India versus England. The last Test of the last-but-one series in the current World Test Championship cycle. Everything is on the line. For India, it's simple: win or draw, and they book their place in the final, alongside New Zealand. For England there's the incentive of playing spoiler: if they win, India will miss out, and Australia will make the final instead.
When you throw in all the conflicting emotions of Australia fans cheering England, you have just the sort of scenario the ICC and its member boards may have hoped for when they came up with the concept of the Test Championship.
And yet, on the eve of the Test match that will determine India's fate in the tournament, their captain didn't sound like a man dreaming about glory in the final.
"If you want me to be brutally honest, it might work for teams who are not that motivated to play Test cricket," Virat Kohli said, when asked what he thought of the Test Championship as a concept. "Teams like us, who are motivated to play Test cricket and want to win Test matches and keep Indian cricket team at the top of the world in Test cricket, we have no issues whatsoever, whether it's a World Test Championship or not. I think for teams like us, it's only a distraction when you start thinking of the World Test Championship.

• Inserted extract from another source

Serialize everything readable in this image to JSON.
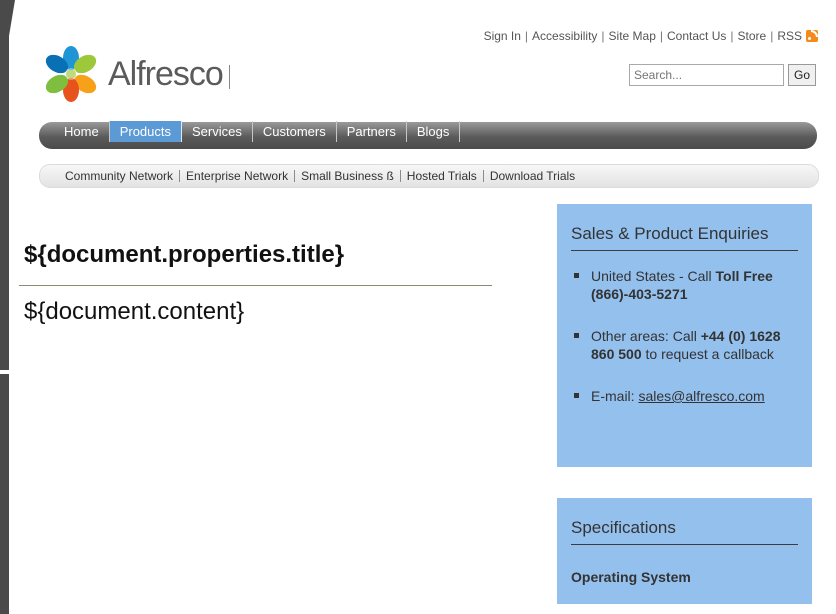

"Eventually it's only a game of cricket. Even that game, a World Cup final, semi-final, anything you take, it's a game of cricket at the end of the day, and if you're not motivated to play a normal game of cricket and you're extra-motivated to play a game of cricket which has some incentive to it, for me, as an individual, that's unacceptable, and we as a team have never played with that mindset.
"For us, any game is important, we are going to go for a result whenever the opportunity presents itself, and that's why people want to watch us as a team now. You could ask some of the teams that probably wouldn't have looked at Test cricket as a priority, but for us it really doesn't change anything. As I said, if we start thinking too much about it, then that is a distraction from our process and plans."

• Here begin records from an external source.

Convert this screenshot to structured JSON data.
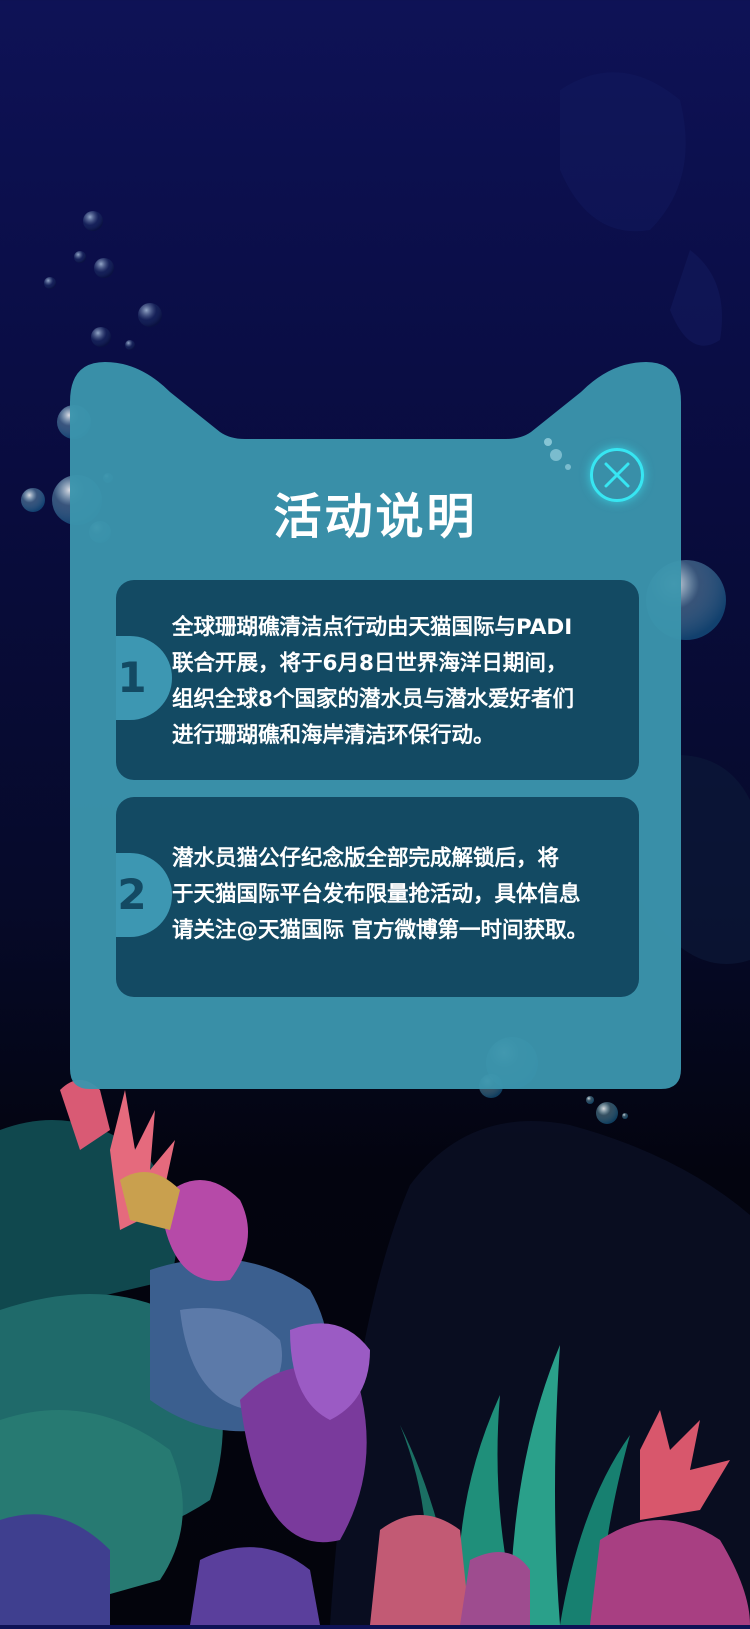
{
  "modal": {
    "title": "活动说明",
    "close_icon": "close-icon",
    "sections": [
      {
        "number": "1",
        "lines": [
          "全球珊瑚礁清洁点行动由天猫国际与PADI",
          "联合开展，将于6月8日世界海洋日期间，",
          "组织全球8个国家的潜水员与潜水爱好者们",
          "进行珊瑚礁和海岸清洁环保行动。"
        ]
      },
      {
        "number": "2",
        "lines": [
          "潜水员猫公仔纪念版全部完成解锁后，将",
          "于天猫国际平台发布限量抢活动，具体信息",
          "请关注@天猫国际 官方微博第一时间获取。"
        ]
      }
    ]
  },
  "colors": {
    "card": "#3b95ad",
    "section_bg": "#134a63",
    "accent": "#37e6f2",
    "ocean_top": "#0e1256",
    "ocean_bottom": "#03040c"
  }
}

Now there are a couple of things to keep in mind when you read that quote. One, Kohli may well have expressed himself more harshly than intended while trying to communicate his single-minded focus on the immediate task at hand - winning the fourth Test against England - and play down the significance of the prize that awaits his team if they complete it successfully.
And it's not that the view expressed here is shared by everyone in the India dressing room. Ishant Sharma, for instance, has spoken of the Test Championship final as being the equal of a World Cup final for him, now that he only plays one format for India. Others may share that view too.
But for Kohli to express himself as he did was a departure from his early enthusiasm for the Test Championship. When it was introduced, he suggested the Championship would add a whole new level of spice to Test cricket.
"I think for all the cricketers involved now, every session and every game will be more intense, there will be more on the line," he had said. "So it will be challenging, but all the more exciting and all the teams I am sure are going to enjoy a lot through this whole journey of the Test Championships."
"If you want me to be brutally honest, the WTC might work for teams who are not that motivated to play Test cricket."
Since then, global events - chiefly the Covid-19 pandemic - have conspired to take some of the gloss off this first cycle of the Test Championship. From all teams playing an equal number of series, a spate of cancellations led the boards to agree to a system that ranked teams based on the percentage of points they had contested. India ended up needing to do more to get to the final than most other teams, since they were one of only two teams who weren't affected by cancellations.
It was always going to be an imperfect solution in an imperfect situation, and Kohli expressed his displeasure after India lost the first Test against England, leaving them in a delicate situation as far as reaching the final was concerned.
"If suddenly the rules can change when you're in lockdown, nothing is in your control at all," he said then. "So we're not bothered at all about the table or the things that are going on on the outside. For some things there's no logic, for some things you can have a debate for hours, as much as you want, but the only thing that you can control as a side, to an extent, is playing good cricket, and that's our only focus, regardless of who's on top of the table."
If India fail to reach the final, Kohli will probably remain lukewarm about the Test Championship, and that's only natural for someone in his situation. But if they get there, it's not inconceivable that he'll sing its praises again.